No, wait. Problem. I have no butter. Another search: “olive oil cookies”. I found a recipe for Made in Napa Valley Lemon Olive Oil Cookies. This could work.
Of course neither my cookies nor any of my ingredients were Made in Napa Valley, so making full use of my baker’s creative licence, here is my version, inspired by someone in Napa Valley:
1 generous cup flour
1/2 cup sugar (plus some)
1/2 tsp. baking powder
1/4 cup olive oil
1 tbsp. milk
juice and zest from 1 orange
1/2 tsp. lemon essence
spice from 3 freshly ground cardamom pips
Mix all the dry stuff, then the wet stuff, add the dry to the wet, mix it all up till it looks like cookie dough. Roll into little balls, roll the little balls in sugar, place on a baking sheet with enough room to spread (as cookies do), bake for 13-14 minutes at 180C.

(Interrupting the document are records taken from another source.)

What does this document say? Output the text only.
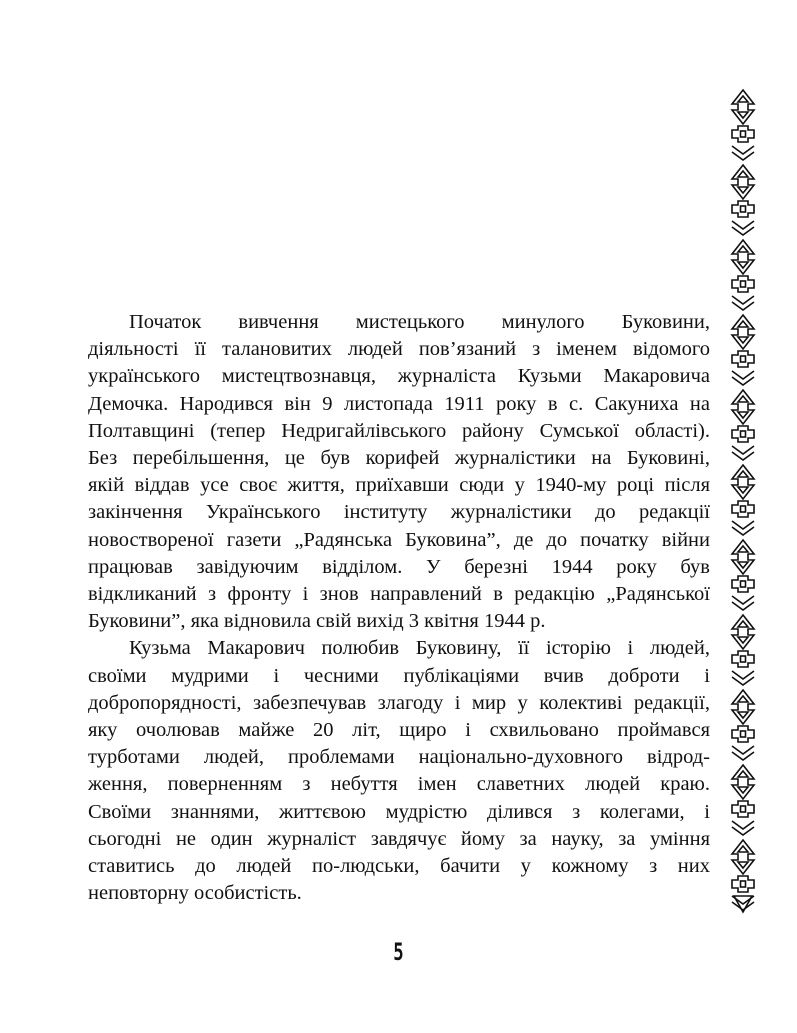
Початок вивчення мистецького минулого Буковини,
діяльності її талановитих людей пов’язаний з іменем відомого
українського мистецтвознавця, журналіста Кузьми Макаровича
Демочка. Народився він 9 листопада 1911 року в с. Сакуниха на
Полтавщині (тепер Недригайлівського району Сумської області).
Без перебільшення, це був корифей журналістики на Буковині,
якій віддав усе своє життя, приїхавши сюди у 1940-му році після
закінчення Українського інституту журналістики до редакції
новоствореної газети „Радянська Буковина”, де до початку війни
працював завідуючим відділом. У березні 1944 року був
відкликаний з фронту і знов направлений в редакцію „Радянської
Буковини”, яка відновила свій вихід 3 квітня 1944 р.
Кузьма Макарович полюбив Буковину, її історію і людей,
своїми мудрими і чесними публікаціями вчив доброти і
добропорядності, забезпечував злагоду і мир у колективі редакції,
яку очолював майже 20 літ, щиро і схвильовано проймався
турботами людей, проблемами національно-духовного відрод-
ження, поверненням з небуття імен славетних людей краю.
Своїми знаннями, життєвою мудрістю ділився з колегами, і
сьогодні не один журналіст завдячує йому за науку, за уміння
ставитись до людей по-людськи, бачити у кожному з них
неповторну особистість.
5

The tip from the original recipe to not overbake is pertinent: they feel soggy when you take them out, but as long as they are lightly browned around the edges, they’re baked through, and will harden as they cool down.
They are, in fact, really very nice. As the Napa people suggest, the olive oil gives a nice chewy inside and the sugar coating a nice crispy outside. The cardamom also works well, but I suppose any spice could work, and neither would I frown at going the herb route and adding a little freshly chopped rosemary instead. Imagine that with a cup of good coffee, perhaps a little dessert wine. Buonissimo.